Fig. 51.—Method of comfortably supporting the baby’s head above the water while giving his bath.

The new baby is not usually kept in the tub for more than two or three minutes, but when he is three or four months old he may stay in for five minutes and still longer as he grows older.

Hot water should never be poured into the tub after the baby has been placed in his bath but cold water is often added, for a three or four months old baby, or the warm bath followed by a quick sponge with cold water. The little body is quickly patted dry, afterwards, and rubbed briskly with the palm of the hand; the legs and arms stroked toward the body; the back from the neck downward and the chest and abdomen with a circular motion. Babies who react well to cold baths are benefited by them, but those who do not, may be harmed. Such “toughening” methods, to be beneficial, therefore, must be adjusted very carefully to the individual baby and should be employed only in accordance with the doctor’s directions.

The genitals should be bathed and dried with care; inspected daily and any unusual appearance reported to the doctor. It is not uncommon for girl babies to have a slight bloody discharge from the vagina. Although this is unimportant and soon disappears, your doctor should be told of any discharge, however slight. The doctor often wishes to have the foreskin of boy babies retracted every morning at the time of the bath, by gently rubbing it back with gauze or cotton, taking pains that it is pulled forward to the original position after the part underneath has been thoroughly bathed with boracic acid solution. If retraction is impossible after several daily attempts, the baby is not infrequently circumcised.

The care of the baby’s teeth is a part of the bath and should begin when the first tooth appears. It should be wiped front and back with a piece of gauze or cotton dipped in boracic acid or soda solution or some other weak alkaline wash, to neutralize the acid secretions of the mouth as these favor decay. After the baby has five or six teeth, the use of a very soft brush with tooth paste is often advised, the teeth being brushed with a circular motion or from the gums toward their edges. The teeth should be wiped, or brushed, morning and evening and after feedings. The reason for such close care of the temporary teeth is that they serve as a mold or brace to hold the jaws in proper shape for the permanent teeth which appear later. If the “milk” or first teeth decay or crumble away before the jaws are developed to the point when the permanent teeth appear, these second teeth are likely to be crowded, crooked and uneven.
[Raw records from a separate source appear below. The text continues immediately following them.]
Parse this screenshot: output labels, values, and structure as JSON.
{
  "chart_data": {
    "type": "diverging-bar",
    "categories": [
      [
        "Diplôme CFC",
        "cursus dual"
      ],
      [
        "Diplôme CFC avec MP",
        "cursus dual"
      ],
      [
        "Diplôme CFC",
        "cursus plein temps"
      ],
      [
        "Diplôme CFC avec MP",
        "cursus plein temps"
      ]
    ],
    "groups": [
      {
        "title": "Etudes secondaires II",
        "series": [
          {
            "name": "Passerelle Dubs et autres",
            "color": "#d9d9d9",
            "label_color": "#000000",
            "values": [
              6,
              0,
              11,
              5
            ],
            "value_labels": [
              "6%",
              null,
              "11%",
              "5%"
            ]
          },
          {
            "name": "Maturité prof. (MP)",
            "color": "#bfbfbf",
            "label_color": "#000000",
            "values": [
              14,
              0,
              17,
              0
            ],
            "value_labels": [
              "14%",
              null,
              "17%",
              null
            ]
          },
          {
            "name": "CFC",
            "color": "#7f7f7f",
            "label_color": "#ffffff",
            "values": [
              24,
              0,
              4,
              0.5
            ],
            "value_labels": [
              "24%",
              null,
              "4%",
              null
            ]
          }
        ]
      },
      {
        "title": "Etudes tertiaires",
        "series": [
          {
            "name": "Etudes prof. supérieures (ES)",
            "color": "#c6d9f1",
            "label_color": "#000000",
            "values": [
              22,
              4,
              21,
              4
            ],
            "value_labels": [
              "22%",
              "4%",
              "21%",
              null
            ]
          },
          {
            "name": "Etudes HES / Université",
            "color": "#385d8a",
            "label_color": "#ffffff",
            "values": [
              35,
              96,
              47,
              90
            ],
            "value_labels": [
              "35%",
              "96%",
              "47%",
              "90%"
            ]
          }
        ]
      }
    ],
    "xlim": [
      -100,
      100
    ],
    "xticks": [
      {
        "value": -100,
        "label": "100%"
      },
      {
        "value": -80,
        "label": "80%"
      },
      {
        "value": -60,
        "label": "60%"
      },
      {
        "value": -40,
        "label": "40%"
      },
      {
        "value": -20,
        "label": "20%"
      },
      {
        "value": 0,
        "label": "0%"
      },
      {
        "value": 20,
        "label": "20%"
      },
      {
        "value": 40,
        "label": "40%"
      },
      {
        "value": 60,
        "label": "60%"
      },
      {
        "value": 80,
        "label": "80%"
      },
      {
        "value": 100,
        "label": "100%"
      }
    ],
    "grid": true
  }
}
After all of these details have been attended to and the entire body, including creases and folds, has been patted quite dry, it may be dusted with an unscented talcum powder, but this powdering must not be resorted to as an aid in drying the skin. In order to prevent chafing, the buttocks and thighs should be wiped clean with oil, or bathed with warm water, no soap, patted dry and powdered or oiled each time that the diaper is changed.

The cord has dropped off, in all probability, by the time you begin to bathe your baby, and the navel so well healed that you need do nothing to it, but you may be interested to know what painstaking care the nurse has given to this important detail of the baby’s toilet. The form and method of cord dressings vary somewhat with different doctors but in practically all cases the dressings are sterile, to prevent infection, and porous in order that air may gain access to the cord and promote the drying process. The dressing itself may consist of dry, sterile gauze or gauze wet with alcohol wrapped about the cord, as shown in Fig. [52]; or it may consist of squares of sterile gauze or muslin with holes in the centers to fit around the cord, and dusted with some such powder as boric acid, bismuth or salicylic acid and starch. The dressed cord is laid flat on the abdomen and directed upward to prevent its being wet with urine; a gauze sponge is placed over the dressing and the flannel binder applied, being sewed on or held in place with safety-pins, as shown in Fig. [53].

Fig. 52.—Cord dressed with dry sterile gauze. (From photograph taken at Johns Hopkins Hospital.)